Wien (OTS) – „Trotz massiv steigender Ausgaben verschlechterten sich
zentrale
Versorgungskennzahlen, während Pflegebedürftige, Menschen mit
Behinderungen und chronisch Kranke besonders unter den strukturellen
Defiziten leiden“, betonte FPÖ-Pflege- und Behindertensprecher NAbg.
Mag. Christian Ragger. Österreich hatte im EU-Vergleich die
zweithöchsten Gesundheitsausgaben pro Kopf, gleichzeitig entwickelten
sich Lebenserwartung und vermeidbare Sterblichkeit schlechter als im
EU-Schnitt. Die Zahl chronischer Beschwerden stieg deutlich stärker
als in vergleichbaren Staaten – bereits 2019 kamen rechnerisch rund
140 chronische Beschwerden auf 100 Einwohner, ein Plus von 7,2
Prozent seit 2014. „Diese Entwicklung bedeutet mehr
Behandlungsbedarf, mehr Pflegeaufwand und mehr Belastung für ein
System, das schon jetzt nicht mehr funktioniert“, so Ragger.

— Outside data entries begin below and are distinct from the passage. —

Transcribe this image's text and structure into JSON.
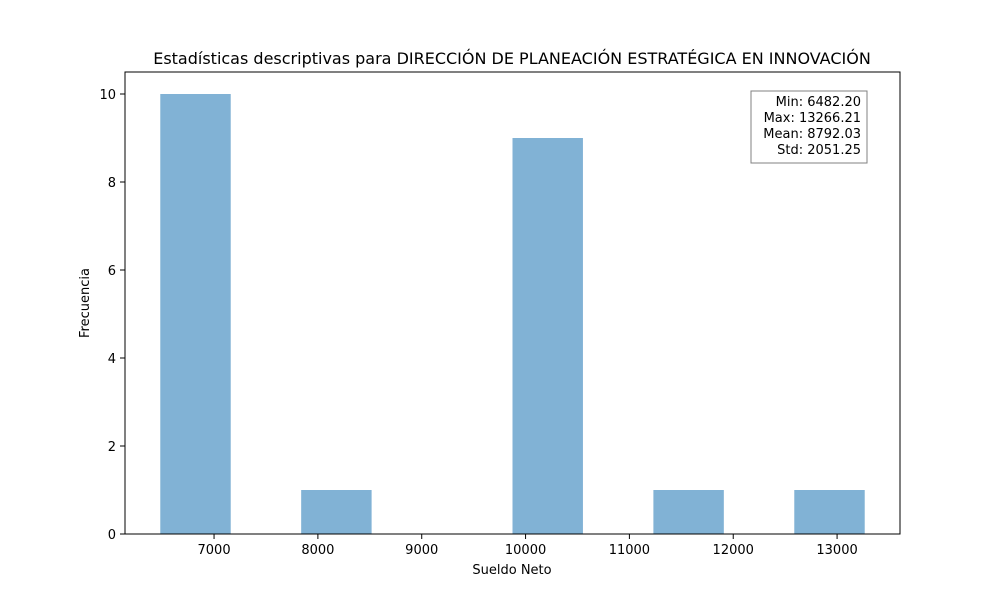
{
  "chart_data": {
    "type": "bar",
    "title": "Estadísticas descriptivas para DIRECCIÓN DE PLANEACIÓN ESTRATÉGICA EN INNOVACIÓN",
    "xlabel": "Sueldo Neto",
    "ylabel": "Frecuencia",
    "xlim": [
      6142.4,
      13606.0
    ],
    "ylim": [
      0,
      10.5
    ],
    "xticks": [
      7000,
      8000,
      9000,
      10000,
      11000,
      12000,
      13000
    ],
    "yticks": [
      0,
      2,
      4,
      6,
      8,
      10
    ],
    "bin_edges": [
      6482.2,
      7160.6,
      7839.0,
      8517.41,
      9195.81,
      9874.21,
      10552.61,
      11231.01,
      11909.41,
      12587.81,
      13266.21
    ],
    "counts": [
      10,
      0,
      1,
      0,
      0,
      9,
      0,
      1,
      0,
      1
    ],
    "bar_color": "#4c92c3",
    "bar_alpha": 0.7,
    "grid": false,
    "stats_box": {
      "placement": "top-right",
      "lines": [
        "Min: 6482.20",
        "Max: 13266.21",
        "Mean: 8792.03",
        "Std: 2051.25"
      ]
    }
  }
}
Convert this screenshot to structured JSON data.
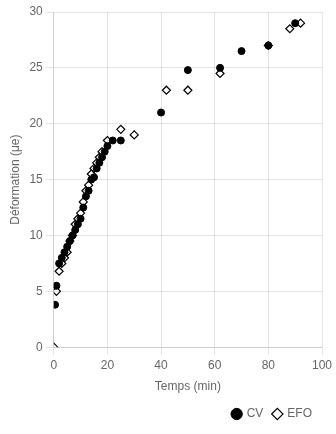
{
  "chart_data": {
    "type": "scatter",
    "xlabel": "Temps (min)",
    "ylabel": "Déformation (μe)",
    "series": [
      {
        "name": "CV",
        "color": "#000000",
        "marker": "circle",
        "x": [
          0.5,
          1,
          2,
          3,
          4,
          5,
          6,
          7,
          8,
          9,
          10,
          11,
          12,
          13,
          14,
          15,
          16,
          17,
          18,
          19,
          20,
          22,
          25,
          40,
          50,
          62,
          70,
          80,
          90
        ],
        "values": [
          3.8,
          5.5,
          7.5,
          8.0,
          8.5,
          9.0,
          9.5,
          10.0,
          10.5,
          11.0,
          11.5,
          12.5,
          13.5,
          14.0,
          15.0,
          15.2,
          16.0,
          16.5,
          17.0,
          17.5,
          18.0,
          18.5,
          18.5,
          21.0,
          24.8,
          25.0,
          26.5,
          27.0,
          29.0
        ]
      },
      {
        "name": "EFO",
        "color": "#000000",
        "marker": "open_diamond",
        "x": [
          0,
          1,
          2,
          3,
          4,
          5,
          6,
          7,
          8,
          9,
          10,
          11,
          12,
          13,
          14,
          15,
          16,
          17,
          18,
          20,
          25,
          30,
          42,
          50,
          62,
          80,
          88,
          92
        ],
        "values": [
          0,
          5.0,
          6.8,
          7.5,
          8.0,
          8.5,
          9.5,
          10.0,
          11.0,
          11.5,
          12.0,
          13.0,
          14.0,
          14.5,
          15.5,
          16.0,
          16.5,
          17.0,
          17.5,
          18.5,
          19.5,
          19.0,
          23.0,
          23.0,
          24.5,
          27.0,
          28.5,
          29.0
        ]
      }
    ],
    "xlim": [
      0,
      100
    ],
    "ylim": [
      0,
      30
    ],
    "xticks": [
      0,
      20,
      40,
      60,
      80,
      100
    ],
    "yticks": [
      0,
      5,
      10,
      15,
      20,
      25,
      30
    ],
    "grid": true,
    "legend": "lower right"
  }
}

Besonders dramatisch ist laut Rechnungshof der Rückgang der
ärztlichen Versorgung im niedergelassenen Bereich. Die
Planstellendichte sank zwischen 2019 und 2023 in der Allgemeinmedizin
um 5,1 Prozent, während die Zahl der e-card-Konsultationen
gleichzeitig um 12,3 Prozent anstieg. „Weniger Kassenärzte müssen
immer mehr Menschen versorgen. Für pflegebedürftige Menschen heißt
das längere Wartezeiten, weniger Kontinuität in der Betreuung und
häufiger unnötige Spitalsaufenthalte – mit fatalen Folgen für
Pflegepersonal und Angehörige“, warnte der freiheitliche
Gesundheitssprecher NAbg. Mag. Gerhard Kaniak.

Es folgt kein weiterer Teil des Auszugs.